I was working as a Research Assistant, my first job I ever had as a result of my degree and starting to make some money, which I feared. I didn’t like the idea of having money, the job was a one year contract and I didn’t want to get to the end of it with some considerable savings only to have it whittled down on bills and food and nonsense. Ever since I was a child I wanted to travel, to live in other countries, and up to this point, aside from a few jaunts in New Zealand and Papua New Guinea, my inner child’s been missing out. Thinking of my inner child, I actually had known for some years my first travel destination – The Burning Man Festival in Nevada, U.S.A. – The best place in the world for adults to play! To discover themselves and each other, to appreciate the universe and – wait I’m getting ahead of myself, I didn’t know that and so much more then, that’s for a later post. I don’t know, it was the art, the environment, the music and the philosophy that drew me to the festival, but it was after watching some YouTube videos of people at the festival or having just come back, there was just something, something in their eyes, they knew. And I wanted to know too.
I decided to book my flights, for better or worse, through a travel agent. It was useful actually, having someone to bounce ideas off who was familiar with my trip, especially after it became increasingly complex and expensive (although that was largely after her suggestions). What started off as a week at Burning Man and two weeks split between San Francisco and Vegas ended up as that plus a month and a half in Mexico, a week in Cuba, then back to the States for Halloween in New Orleans before heading home.

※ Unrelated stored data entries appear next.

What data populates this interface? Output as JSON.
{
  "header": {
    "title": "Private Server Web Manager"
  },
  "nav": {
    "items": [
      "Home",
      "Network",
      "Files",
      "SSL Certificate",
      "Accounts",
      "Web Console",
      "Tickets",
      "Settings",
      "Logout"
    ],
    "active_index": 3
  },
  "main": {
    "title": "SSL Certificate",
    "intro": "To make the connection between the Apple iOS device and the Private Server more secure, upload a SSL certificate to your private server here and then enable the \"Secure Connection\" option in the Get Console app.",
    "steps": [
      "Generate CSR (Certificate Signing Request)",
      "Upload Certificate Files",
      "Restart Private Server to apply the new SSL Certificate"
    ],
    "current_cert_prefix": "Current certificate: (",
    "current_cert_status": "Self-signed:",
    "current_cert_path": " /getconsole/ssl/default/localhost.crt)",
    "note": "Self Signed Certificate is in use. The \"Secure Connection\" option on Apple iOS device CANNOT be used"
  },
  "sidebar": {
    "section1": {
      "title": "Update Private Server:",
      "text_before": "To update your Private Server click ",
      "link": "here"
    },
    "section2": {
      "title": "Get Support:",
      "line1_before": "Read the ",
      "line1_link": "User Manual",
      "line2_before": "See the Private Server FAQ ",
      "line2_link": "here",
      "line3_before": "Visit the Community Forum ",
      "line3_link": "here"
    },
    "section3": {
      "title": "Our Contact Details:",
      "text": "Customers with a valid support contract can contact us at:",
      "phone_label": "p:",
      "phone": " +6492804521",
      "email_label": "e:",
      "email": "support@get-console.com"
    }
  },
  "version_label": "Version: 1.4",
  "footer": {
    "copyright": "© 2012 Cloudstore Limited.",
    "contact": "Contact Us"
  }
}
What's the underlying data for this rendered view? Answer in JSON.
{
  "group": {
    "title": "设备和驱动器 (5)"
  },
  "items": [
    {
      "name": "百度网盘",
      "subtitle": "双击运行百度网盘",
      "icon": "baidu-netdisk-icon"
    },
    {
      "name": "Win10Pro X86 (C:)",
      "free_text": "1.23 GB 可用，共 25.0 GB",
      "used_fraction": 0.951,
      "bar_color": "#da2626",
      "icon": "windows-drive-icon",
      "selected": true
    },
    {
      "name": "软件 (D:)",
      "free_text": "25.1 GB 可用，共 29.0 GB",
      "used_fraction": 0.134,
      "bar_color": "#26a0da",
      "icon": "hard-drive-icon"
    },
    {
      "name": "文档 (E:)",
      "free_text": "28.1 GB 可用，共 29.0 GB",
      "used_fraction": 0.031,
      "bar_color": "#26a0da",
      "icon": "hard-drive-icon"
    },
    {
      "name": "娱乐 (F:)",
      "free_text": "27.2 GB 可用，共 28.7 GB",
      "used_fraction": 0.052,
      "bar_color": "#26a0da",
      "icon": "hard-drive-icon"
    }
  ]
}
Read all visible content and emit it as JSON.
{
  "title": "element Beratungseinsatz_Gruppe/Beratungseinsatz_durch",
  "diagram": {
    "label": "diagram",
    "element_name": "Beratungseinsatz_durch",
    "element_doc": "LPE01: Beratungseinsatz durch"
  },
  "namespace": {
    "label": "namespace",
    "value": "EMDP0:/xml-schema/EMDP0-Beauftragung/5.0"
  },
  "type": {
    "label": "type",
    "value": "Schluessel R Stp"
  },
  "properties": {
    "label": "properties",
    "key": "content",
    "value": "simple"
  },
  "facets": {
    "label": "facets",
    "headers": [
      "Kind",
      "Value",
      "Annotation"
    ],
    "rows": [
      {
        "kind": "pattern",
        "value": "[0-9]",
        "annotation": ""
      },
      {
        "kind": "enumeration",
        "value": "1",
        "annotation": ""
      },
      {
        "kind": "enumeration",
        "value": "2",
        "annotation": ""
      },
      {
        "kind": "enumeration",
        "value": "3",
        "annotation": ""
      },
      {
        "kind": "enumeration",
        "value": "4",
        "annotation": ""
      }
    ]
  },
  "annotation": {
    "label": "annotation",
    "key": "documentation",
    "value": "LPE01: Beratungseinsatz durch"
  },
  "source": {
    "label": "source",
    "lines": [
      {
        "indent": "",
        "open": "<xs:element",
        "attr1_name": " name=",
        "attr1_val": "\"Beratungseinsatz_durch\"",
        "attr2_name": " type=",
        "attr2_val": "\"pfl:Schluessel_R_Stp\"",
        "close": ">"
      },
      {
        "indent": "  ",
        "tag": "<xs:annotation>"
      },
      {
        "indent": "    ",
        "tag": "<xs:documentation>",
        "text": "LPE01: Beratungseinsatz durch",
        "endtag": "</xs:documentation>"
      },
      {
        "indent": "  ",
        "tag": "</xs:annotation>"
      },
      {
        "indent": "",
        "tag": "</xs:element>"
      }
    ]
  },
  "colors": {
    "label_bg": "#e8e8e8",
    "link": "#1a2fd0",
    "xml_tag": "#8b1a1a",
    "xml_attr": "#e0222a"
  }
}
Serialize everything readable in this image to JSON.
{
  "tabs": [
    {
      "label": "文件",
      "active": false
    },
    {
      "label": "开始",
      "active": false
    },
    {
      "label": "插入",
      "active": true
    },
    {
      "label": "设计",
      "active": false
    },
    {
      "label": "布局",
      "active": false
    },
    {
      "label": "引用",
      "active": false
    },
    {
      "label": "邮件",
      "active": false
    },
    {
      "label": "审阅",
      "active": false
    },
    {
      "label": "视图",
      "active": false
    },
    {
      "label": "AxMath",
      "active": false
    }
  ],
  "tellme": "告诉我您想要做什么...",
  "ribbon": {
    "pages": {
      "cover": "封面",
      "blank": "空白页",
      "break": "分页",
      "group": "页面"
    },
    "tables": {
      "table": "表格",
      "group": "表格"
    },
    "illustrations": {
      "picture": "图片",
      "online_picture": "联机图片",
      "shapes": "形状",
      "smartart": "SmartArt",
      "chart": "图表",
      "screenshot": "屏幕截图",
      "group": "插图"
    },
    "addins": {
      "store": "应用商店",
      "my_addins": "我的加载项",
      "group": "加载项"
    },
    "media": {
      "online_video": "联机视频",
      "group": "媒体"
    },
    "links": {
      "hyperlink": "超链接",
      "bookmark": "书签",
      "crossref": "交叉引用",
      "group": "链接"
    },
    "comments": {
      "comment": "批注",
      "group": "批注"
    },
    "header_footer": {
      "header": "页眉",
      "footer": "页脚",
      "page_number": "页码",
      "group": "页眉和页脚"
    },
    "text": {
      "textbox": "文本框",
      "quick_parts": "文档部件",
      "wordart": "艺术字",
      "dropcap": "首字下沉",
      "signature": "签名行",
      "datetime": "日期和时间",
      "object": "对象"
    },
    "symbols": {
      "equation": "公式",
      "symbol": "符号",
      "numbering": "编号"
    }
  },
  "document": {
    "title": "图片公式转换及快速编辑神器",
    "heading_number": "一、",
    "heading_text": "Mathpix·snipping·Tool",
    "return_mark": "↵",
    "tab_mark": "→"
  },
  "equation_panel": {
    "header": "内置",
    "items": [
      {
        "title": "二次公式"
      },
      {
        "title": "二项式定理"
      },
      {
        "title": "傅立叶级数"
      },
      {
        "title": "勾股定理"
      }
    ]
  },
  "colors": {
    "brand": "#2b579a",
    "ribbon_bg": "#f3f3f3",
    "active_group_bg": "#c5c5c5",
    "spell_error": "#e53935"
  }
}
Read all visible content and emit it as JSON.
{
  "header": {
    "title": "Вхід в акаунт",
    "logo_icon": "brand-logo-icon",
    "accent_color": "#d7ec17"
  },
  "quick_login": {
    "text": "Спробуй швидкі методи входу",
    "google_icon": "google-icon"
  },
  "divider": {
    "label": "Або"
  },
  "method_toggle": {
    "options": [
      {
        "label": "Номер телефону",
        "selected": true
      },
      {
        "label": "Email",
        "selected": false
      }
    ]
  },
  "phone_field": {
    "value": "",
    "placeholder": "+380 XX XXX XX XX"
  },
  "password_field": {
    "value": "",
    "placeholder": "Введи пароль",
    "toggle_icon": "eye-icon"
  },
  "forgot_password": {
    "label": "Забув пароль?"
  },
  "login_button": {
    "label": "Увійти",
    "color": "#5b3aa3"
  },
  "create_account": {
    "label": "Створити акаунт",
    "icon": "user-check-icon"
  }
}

I didn’t know what to expect out of my two and a half month holiday to the US, Mexico and Cuba. I was starting my trip, (wink), at Burning Man, heading to Cuba because I like socialism in theory and communist chic in practice, but Mexico was – I can’t say exactly what it was, but I have had this recurrent desire to visit Mexico ever since I can remember, watching the cartoon Mysterious Cities of Gold, as well as the Zorro movies with, ahh… Antonio Banderas, one of my first man-crushes. But in reality, I had no idea what to expect from Mexico, even though I was spending the majority of my holiday there. All I had planned was a week in Mexico City, followed by a tour winding through the south and over into the Mayan Riviera, ending up on the island of Cozumel for two weeks, before heading to Cancun for a few nights. The planning for Burning Man was intensive, which is probably why I was so unprepared for Mexico, which turned out to be a good thing, surprises are what life’s about, more about Burning Man, and surprises, in my next post.
It seemed for a long time, to be such a long time till my holiday, until it was stressfully imminent, and then it was upon me. My parents dropped me off at the airport, I checked in and did all the super fun airport stuff, that would become oh just so much more fun with each and every leg (SYD – LA, LA – Los Vegas, Vegas – Salt Lake City, Salt Lake City – Reno – Thanks Delta!). I had no idea what to expect, I knew it would be amazing, and I knew I would have crazy, wild experiences, but honestly, I could not have dreamed, hoped, and sometimes not even wanted the experiences that happened to me. After you have seen how good it can be, that’s all you want, and that is painful.
The moment I set foot on that plane, nothing would be the same again.